A team of researchers at North Carolina State University have developed a software program called WiFox that could improve the throughput of a busy Wi-Fi network by as much as 700 percent.
The reason you usually experience slower Internet on a busy wireless network is that all the devices connected to it are using the same single channel. There is only so much data that one channel can send back and forth at any given moment, which means when everybody in the coffee shop is trying to load a page or send an email at the same time, each person gets a smaller slice of the bandwidth pie and service slows to a crawl.
That’s where the NCSU team comes in. WiFox monitors the network’s congestion and assigns an access point high priority when it accumulates a backlog of data. The bigger the backlog, the higher priority the point becomes. That means the software sets the order of bandwidth use, which yields better performance for the people using the Wi-Fi. In tests funded by the National Science Foundation, NCSU researchers found that WiFox led to performance improvements of 400 percent for a network with 25 users and 700 percent for a network of 45 users. The tests also showed that the Wi-Fi network was able to respond to user requests four times faster on average than a network not using WiFox.
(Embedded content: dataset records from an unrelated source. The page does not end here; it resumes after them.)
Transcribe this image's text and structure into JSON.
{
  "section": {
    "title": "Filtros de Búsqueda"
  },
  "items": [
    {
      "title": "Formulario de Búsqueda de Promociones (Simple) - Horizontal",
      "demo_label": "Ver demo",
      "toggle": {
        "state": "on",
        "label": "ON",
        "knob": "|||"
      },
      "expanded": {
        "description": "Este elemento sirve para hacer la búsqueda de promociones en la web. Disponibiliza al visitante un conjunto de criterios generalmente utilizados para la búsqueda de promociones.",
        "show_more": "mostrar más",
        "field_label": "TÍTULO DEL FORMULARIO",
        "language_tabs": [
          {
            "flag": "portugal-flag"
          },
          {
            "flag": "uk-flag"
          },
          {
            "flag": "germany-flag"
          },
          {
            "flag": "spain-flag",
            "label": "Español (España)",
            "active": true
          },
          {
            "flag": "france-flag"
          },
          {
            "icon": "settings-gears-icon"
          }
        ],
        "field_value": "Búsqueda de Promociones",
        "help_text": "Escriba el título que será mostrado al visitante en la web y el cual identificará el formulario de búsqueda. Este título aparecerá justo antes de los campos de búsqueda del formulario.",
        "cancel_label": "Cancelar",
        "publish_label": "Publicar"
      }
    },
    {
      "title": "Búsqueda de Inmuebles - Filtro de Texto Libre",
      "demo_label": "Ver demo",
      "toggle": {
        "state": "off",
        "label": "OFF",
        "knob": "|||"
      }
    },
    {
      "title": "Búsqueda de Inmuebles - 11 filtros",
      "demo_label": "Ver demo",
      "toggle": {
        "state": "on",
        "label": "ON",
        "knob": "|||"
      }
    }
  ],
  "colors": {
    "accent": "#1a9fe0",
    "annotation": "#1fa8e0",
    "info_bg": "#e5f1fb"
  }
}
The details about WiFox are still somewhat vague, but researchers will present the software next month at a conference sponsored by the Association of Computing Machinery. More information will probably become available after that event. Most likely, the program has an algorithm that will allow it to quickly direct the flow of traffic. It also has no official release date yet, but once WiFox is available, the program should be easy enough to install on a network.
Of course, the effect crowds have on a wireless network depends on how good your router is. Besides, if the Terahertz band investigated earlier this year by Japanese researchers ever becomes commonplace, Wi-Fi could be speedy enough that we won’t need wireless traffic cops.